Our last question comes from Kelly Bania with BMO Capital.

Kelly Bania

Analyst

First, I just wanted to ask on the cost of the H2 remodels. I believe the prior remodels were around $100,000 and $150,000. I'm wondering if that's gone up with the incremental lift there. And then just had another follow-up as well.

Kevin Wampler

Analyst

Yes. The cost, again, I think we spoke to this last quarter, it really kind of ranges between $100,000 to $150,000. And again, the variables affecting that are the number of freezer coolers we may be adding as well as, in some cases, if it's an older store, there may be some deferred maintenance that we're also addressing as well as we go through the process. So that's still our general range on a cost basis.

Kelly Bania

Analyst

Perfect. And then just another one, I guess, on the multi-price point test. Maybe just can you remind us what you have found in the past as you have tested these, what you did and didn't like and what you're specifically looking for this time? And how long you expect to do this test?

Gary Philbin

Analyst

Kelly, you're probably asking more than I can answer. But I would say what we saw in both Oops and Dollar Tree -- remember, Deals was a single-price point banner, and then we converted it to some multi-price. And in fact, we took some Dollar Trees along the way and added that to a Dollar-Tree-Deals format. So what's the takeaway? Our customers are very loyal to what Dollar Tree represents, we all know that. It's a brand. It's not just price and item. It's a brand that they can count on as they walk through the door. And so between what we marketed, how we showed it in-store, the categories that we put it in, how our customers shop, different categories and adjacencies, those are all the things that we captured with the other tests that gave us insight.
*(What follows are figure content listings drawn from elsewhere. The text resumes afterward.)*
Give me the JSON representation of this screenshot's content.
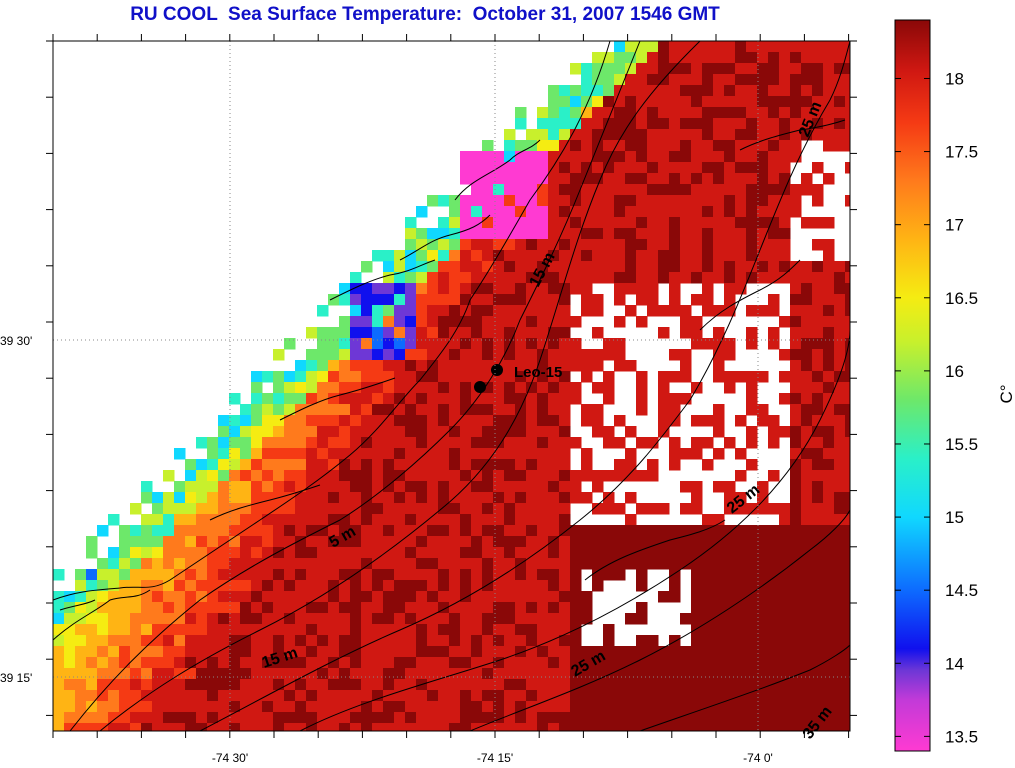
{
  "title": "RU COOL  Sea Surface Temperature:  October 31, 2007 1546 GMT",
  "axes": {
    "y_ticks": [
      "39 30'",
      "39 15'"
    ],
    "x_ticks": [
      "-74 30'",
      "-74 15'",
      "-74 0'"
    ]
  },
  "colorbar": {
    "unit_label": "C°",
    "ticks": [
      "18",
      "17.5",
      "17",
      "16.5",
      "16",
      "15.5",
      "15",
      "14.5",
      "14",
      "13.5"
    ],
    "range": [
      13.4,
      18.4
    ],
    "colors": [
      "#ff3ad2",
      "#c23ad8",
      "#6e37d6",
      "#1010ee",
      "#0d6bff",
      "#10d8ff",
      "#2af0c8",
      "#6de86a",
      "#c8f02c",
      "#f5ec12",
      "#ffb414",
      "#ff7a1c",
      "#f53a14",
      "#d01812",
      "#8a0808"
    ]
  },
  "contour_labels": [
    "25 m",
    "15 m",
    "5 m",
    "15 m",
    "25 m",
    "25 m",
    "35 m"
  ],
  "station": {
    "name": "Leo-15"
  },
  "land_color": "#ffffff",
  "coast_color": "#000000"
}
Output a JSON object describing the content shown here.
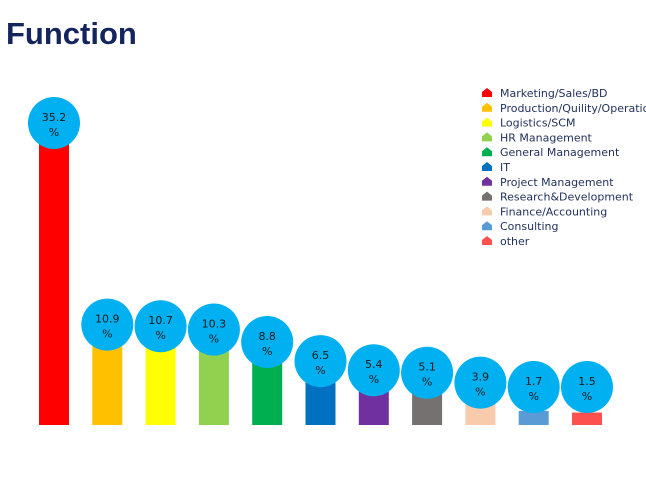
{
  "title": "Function",
  "chart_data": {
    "type": "bar",
    "title": "Function",
    "xlabel": "",
    "ylabel": "",
    "ylim": [
      0,
      35.2
    ],
    "grid": false,
    "legend_position": "top-right",
    "value_suffix": "%",
    "categories": [
      "Marketing/Sales/BD",
      "Production/Quility/Operations",
      "Logistics/SCM",
      "HR Management",
      "General Management",
      "IT",
      "Project Management",
      "Research&Development",
      "Finance/Accounting",
      "Consulting",
      "other"
    ],
    "values": [
      35.2,
      10.9,
      10.7,
      10.3,
      8.8,
      6.5,
      5.4,
      5.1,
      3.9,
      1.7,
      1.5
    ],
    "value_labels": [
      "35.2",
      "10.9",
      "10.7",
      "10.3",
      "8.8",
      "6.5",
      "5.4",
      "5.1",
      "3.9",
      "1.7",
      "1.5"
    ],
    "colors": [
      "#ff0000",
      "#ffc000",
      "#ffff00",
      "#92d050",
      "#00b050",
      "#0070c0",
      "#7030a0",
      "#767171",
      "#f8cbad",
      "#5b9bd5",
      "#ff5050"
    ],
    "label_bubble_color": "#00b0f0"
  }
}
And as we go into this, we take some of those learnings just to say, "Let's be as smart as we can in what we're trying to achieve in terms of success." And I can't put a time line on it for you. I mean, this is a test and learn. You do something, you tweak it, and you change it. So those -- that's just been really the discipline we bring to, to make sure we understand what is it we're doing, what's our customers seeing. And quite frankly, the customer research. At the end of the day, it tells us what our customer sees on this. So more to come. I'm just not -- we'll go into this with the eyes wide open, based on what we've done in the past, and do it in a very disciplined, logical way.

Operator

Operator

Thank you, everyone. This concludes today's question-and-answer session. I will now turn the conference back over to Mr. Randy Guiler.

Randy Guiler

Operator

Thank you, Britney. And thank you for joining us for today's call and for your continued interest in Dollar Tree and Family Dollar. Our next quarterly earnings conference call to discuss Q1 results is tentatively scheduled for Thursday, May 30, 2019. Thank you, and have a good day.

Operator

Operator

Thank you, everyone. This concludes today's teleconference. You may now disconnect.